We classified ADNI participants into tau CSF/PET categories based on their CSF phosphorylated tau (P-tau; positivity ≥26.64 pg/mL) and meta–regions of interest (meta-ROI) flortaucipir-PET binding (standard uptake value ratio [SUVR] threshold ≥1.37) measures. Color code represents the tau CSF/PET groups and shape indicates clinical diagnosis. Dotted lines delineate a 5% interval around tau CSF/PET thresholds. Faded dots indicate participants who would fall within this interval. CU indicates cognitively unimpaired; MCI, mild cognitive impairment; AD, Alzheimer disease.

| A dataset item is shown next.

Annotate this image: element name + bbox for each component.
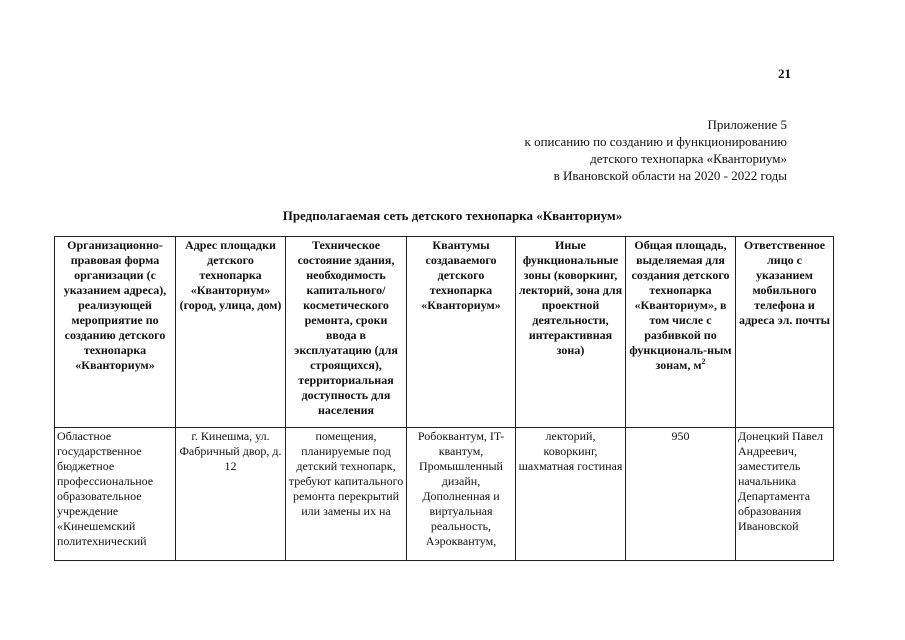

Figure 2.. Demographic and Cross-Sectional Biomarker Characteristics of Tau Cerebrospinal Fluid/Positron Emission Tomography (CSF/PET) Groups

A, The proportion of APOE ε4 carriers was different among CSF/PET groups. In post hoc analyses, CSF⁺/PET⁻, CSF⁻/PET⁺, and CSF⁺/PET⁺ had a higher proportion of APOE ε4 carriers than the CSF⁻/PET⁻ group. B, The proportion of cognitively impaired participants was increased in PET⁺ groups when compared with PET⁻ groups, regardless of CSF status. C, There was a marked difference in the frequency of florbetapir and florbetaben-PET (amyloid β)⁺ individuals across groups. Post hoc analyses suggested that all tau⁺ groups on either modality had a higher proportion of florbetapir or florbetaben-PET–(amyloid β)⁺ participants compared with the CSF⁻/PET⁻ group. D, All 3 tau⁺ groups also had higher mean cortical florbetapir-PET uptake. The CSF⁻/PET⁺ and CSF⁺/PET⁺ groups had measurably lower executive function (E) and memory performance (F) compared with the CSF⁻/PET⁻ and CSF⁺/PET⁻ groups. Bars indicate group median (red line), 1st and 99th percentiles (small black line) and 25th and 75th percentiles (thick black lines). ^aP < .05 ^bP < .01 ^cP < .005

Figure 3.. Retrospective Trajectories of Cerebrospinal Fluid (CSF) Phosphorylated Tau (P-Tau), Memory and Executive Function

We investigated CSF P-tau and cognitive performance (memory and executive function) in the 5 years (60 months) preceding flortaucipir–positron emission tomography (PET) scanning (time 0) as a function of PET/CSF status. A, Individual trajectories and measures of CSF P-tau during the 5 years preceding the flortaucipir-PET scan. B, Results from linear mixed-effects analyses where 5-year change in CSF P-tau was estimated for each tau CSF/PET group. When compared with the CSF⁻/PET⁻ groups, both CSF⁺ groups had higher intercept values and faster rates of CSF P-tau accrual over the 5-year interval. C and D indicate the same information for the performance on the ADNI memory composite scale. All 3 tau⁺ groups tended to have faster rates of memory decline over the 60 months antecedent to flortaucipir-PET scanning than the CSF⁻/PET⁻ group. However, only the CSF⁺/PET⁺ group had a lower intercept when compared with the CSF⁻/PET⁻ group, thereby suggesting that their memory decline had started earlier. D and F indicate the results of an identical analysis considering the Alzheimer’s Disease Neuroimaging Initiative executive function composite. Concordant negative and discordant tau biomarker groups had similar intercept values for their performance on the executive function composite. When compared with the CSF⁻/PET⁻ group, only the CSF⁺/PET⁺ group had faster decline in executive function over the 5-year period preceding flortaucipir-PET scanning.